Brood II

It’s been 17 years since the 1996 release of Massachusetts, the Scud Mountain Boys’ last studio album for SubPop—basically the entire lifespan of a medium-sized dog. Eerily in sync with (but much quieter than) the emergence of Brood II, the East Coast Brood of cicadas, they’ve now released another one, this time on singer and primary songwriter Joe Pernice’s Ashmont Records label. One might logically assume that, in like fashion, the Scuds would probably re-emerge to “spend their short, two-week adult lives climbing trees, shedding their crunchy skins and reproducing,” but, in fact, it sounds like all they’ve done is dust off guitarist/pedal steel player Bruce Tull’s old kitchen table, sit down and have another go at it, possibly rocking even more softly than before.

The new album is titled Do You Love The Sun?, and in many ways sounds like the band picked up exactly where it left off. The dualistic nature of the unit remains, channeling both the countrified, old-time traditional-sounding tunes that a cowboy might play by a fire outside the entrance to an abandoned mine and the more melodic, 1970s and/or 1990s pop-influenced material.
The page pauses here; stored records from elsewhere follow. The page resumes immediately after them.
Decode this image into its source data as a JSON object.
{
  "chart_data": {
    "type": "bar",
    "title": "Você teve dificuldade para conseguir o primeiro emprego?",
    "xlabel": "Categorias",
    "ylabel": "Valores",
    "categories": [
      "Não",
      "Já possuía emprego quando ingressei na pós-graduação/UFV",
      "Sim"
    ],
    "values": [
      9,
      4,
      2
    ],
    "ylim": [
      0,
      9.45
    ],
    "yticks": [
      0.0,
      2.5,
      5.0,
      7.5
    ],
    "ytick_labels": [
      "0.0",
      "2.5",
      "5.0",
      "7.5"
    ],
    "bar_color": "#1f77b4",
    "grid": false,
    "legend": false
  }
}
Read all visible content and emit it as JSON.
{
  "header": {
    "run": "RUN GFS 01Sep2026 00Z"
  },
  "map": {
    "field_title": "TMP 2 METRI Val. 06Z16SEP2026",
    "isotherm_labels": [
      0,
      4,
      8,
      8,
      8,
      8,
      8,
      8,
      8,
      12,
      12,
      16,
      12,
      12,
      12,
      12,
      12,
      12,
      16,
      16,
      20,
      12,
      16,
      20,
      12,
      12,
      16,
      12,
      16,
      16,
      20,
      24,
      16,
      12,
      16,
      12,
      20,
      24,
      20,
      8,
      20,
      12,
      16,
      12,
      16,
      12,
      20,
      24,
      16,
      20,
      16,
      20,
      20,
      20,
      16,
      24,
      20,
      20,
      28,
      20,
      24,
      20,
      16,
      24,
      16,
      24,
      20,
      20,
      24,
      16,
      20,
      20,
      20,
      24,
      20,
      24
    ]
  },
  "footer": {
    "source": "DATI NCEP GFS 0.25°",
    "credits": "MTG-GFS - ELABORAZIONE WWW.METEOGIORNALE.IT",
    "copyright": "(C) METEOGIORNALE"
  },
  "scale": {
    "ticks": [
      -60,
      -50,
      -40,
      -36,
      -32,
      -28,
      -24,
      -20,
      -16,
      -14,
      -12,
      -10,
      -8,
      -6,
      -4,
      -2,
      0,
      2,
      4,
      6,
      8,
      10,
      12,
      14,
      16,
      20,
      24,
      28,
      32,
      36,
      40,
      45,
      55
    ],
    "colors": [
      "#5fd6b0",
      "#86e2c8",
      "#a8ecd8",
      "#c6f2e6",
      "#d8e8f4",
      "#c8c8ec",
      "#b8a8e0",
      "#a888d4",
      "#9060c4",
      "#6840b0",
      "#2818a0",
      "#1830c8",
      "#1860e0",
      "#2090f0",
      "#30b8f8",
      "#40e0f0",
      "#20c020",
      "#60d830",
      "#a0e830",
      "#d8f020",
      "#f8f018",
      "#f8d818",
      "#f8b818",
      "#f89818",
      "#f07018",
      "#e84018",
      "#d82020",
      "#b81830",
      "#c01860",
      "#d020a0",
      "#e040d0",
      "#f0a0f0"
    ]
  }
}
Both are interesting in their own ways; it’s cool to hear Pernice channel Johnny Cash (which he does pretty well), singing dark, ambiguous murder ballads like “Orphan Girl” or mimicking backwoods Christian hymns in songs like “Crown of Thorns” or “Drew Got Shot,” which documents a dying soldier’s last words: “Give me another shot of morphine if you please/ I feel nothing like the boy I was/ Don’t tell my family how I screamed when I died, don’t tell my father or the one I love/ The hands of Jesus will lift me from this flooded, dying ground/ The hands of Jesus will lift me till I will not fear a sound/ Bury my body in the river underground/ Send my mother my Purple Heart.” Depressing stuff, but—and this is obviously one of Pernice’s talents—rich in visual imagery.

Fans of more contemporary alt-pop will, however, likely prefer the other side of the band’s sound, which frequently employs more than three chords and mixes much more interesting melodies with more accessible lyrics. Here, agile, melody-enabling chord progressions, combined with a tasteful use of relatively simple piano parts, set The Scuds’ old table for eminently hummable tunes that recall Imagine-era John Lennon or Paul Simon-via-Elliot Smith, pop cutlery that Pernice wields rather well, though his voice isn’t quite as strong or distinct as those icons’ timeless presences.

Still, what the vocals lack in power or tone is made up for by content, as the lyrics on some of these tunes are quintessential examples of eloquent, honest and therapeutically reflective examinations of the self and its surrounding environment, notable scenery and supporting cast. “She Falls Apart” somewhat obliquely observes the dissolution of a person through latent fear and anxiety, while “Learn to Love Him” paints an image of quiet seething and self-imprisonment brought on by ill-informed choices: “This ring it burns like fire on my skin/ And I’m deep in something I wish I wasn’t in.” “Mendicant” seems an autobiographical statement of how people might misunderstand who you really are: “I eat a chocolate rabbit and watch Captain Kangaroo/ My wife trades her life for money while the kid’s at school/ Then I toast the crotchless chat rooms and smoke out in the yard/ I wash my face and comb my hair, I can’t be seen for what I am/ Don’t be fooled, I’m a mendicant.” If there’s one thing Pernice understands innately, it’s a good brood.•

Addendum(!): I have just been informed that, in fact, it was Scud Stephen Desaulniers who wrote and sang “Orphan Girl,” “Crown of Thorns” and “You’re Mine,” which may at least partially explain the two such different styles on the record. In my defense, the advance review (digital) copy I had access to contained nary a trace of liner notes, songwriting or instrumental credits (it’s even unclear if Tom Shea is actually on the record, as he is not listed as a band member on the promo download page). My apologies and appropriate shift of praise and/or blame to Mr. Desaulniers for Johnny Cash-channeling (and to Mssrs. Shea and Tull if they’re due any songwriting credit for Do You Love The Sun?